I sit staring at this flickering screen wanting so hard for the world to be different. But these words mean nothing so actions must speak for them. I will go for a ride and consider fate, frustration, injustice and bravery and return more balanced to a world tilted by brutal circumstance.
You cannot read the stories or see the pictures splashed across every channel without understanding how privileged we are. And yet we’ve become desensitised to human suffering somehow absolving ourselves from compassion and action. It takes something closer to home to kick you up the arse and make you realise every day must be a day to be embraced not endured. That you can determine what is important and what is not. That you have the opportunity to love your family and friends. That you get to choose how you live and what you do.
We’re are so damn lucky in all those ways and one more. For the cycling tribe, bikes are not just self propelled transport. They are an extension and expression of our values, desires and fears.My friend gets that completely. She’s embraced it and treasured it and not for a singeday taken it for granted. She’s packed more into her cruelly truncated span than many of us will in our lifetimes. There is a little comfort in that.

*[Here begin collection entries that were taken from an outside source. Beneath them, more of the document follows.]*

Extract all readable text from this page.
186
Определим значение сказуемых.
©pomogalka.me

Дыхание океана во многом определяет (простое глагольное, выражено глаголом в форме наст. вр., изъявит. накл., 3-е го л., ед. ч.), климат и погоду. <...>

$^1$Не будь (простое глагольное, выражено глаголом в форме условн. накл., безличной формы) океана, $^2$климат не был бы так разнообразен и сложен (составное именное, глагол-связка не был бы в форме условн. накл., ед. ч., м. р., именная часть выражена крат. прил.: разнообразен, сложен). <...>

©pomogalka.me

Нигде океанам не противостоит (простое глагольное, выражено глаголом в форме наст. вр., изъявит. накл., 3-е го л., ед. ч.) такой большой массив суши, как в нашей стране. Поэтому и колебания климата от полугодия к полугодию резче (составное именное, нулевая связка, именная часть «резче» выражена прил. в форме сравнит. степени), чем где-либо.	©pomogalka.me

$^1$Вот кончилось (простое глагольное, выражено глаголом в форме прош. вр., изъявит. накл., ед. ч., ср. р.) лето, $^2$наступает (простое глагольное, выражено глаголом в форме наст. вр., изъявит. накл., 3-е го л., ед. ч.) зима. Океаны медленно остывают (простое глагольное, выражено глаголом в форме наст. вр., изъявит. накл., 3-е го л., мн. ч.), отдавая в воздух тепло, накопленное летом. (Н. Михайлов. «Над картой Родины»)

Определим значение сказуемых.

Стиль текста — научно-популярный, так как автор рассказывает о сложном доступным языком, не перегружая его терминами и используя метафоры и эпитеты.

And if I’ve learned anything it is that you cannot still the passing of time but you can make the most of every day, hour and minute. When I’m shivering cold on a wet, muddy night-ride miles from home, I’ll think fondly of my friend and how she’d be grinning at the delicious stupidity of the whole enterprise. And any tears following that will be because of that biting wind.
In the end though, there’s a friend of many and a wife of one we’re losing to a horrible disease, callously inflicted. Sometimes life is just a total bastard.
Amen to that. And chapeau to Jenn. Best thing you’ve written in a while – don’t take that the wrong way, just you articulated so well what I’ve felt since I heard.
I’m definitely not taking that wrong 😉 It’s a bit of a bloody tradegy that the things which affect you the most are the same things that inspire you to write about them the best that you can.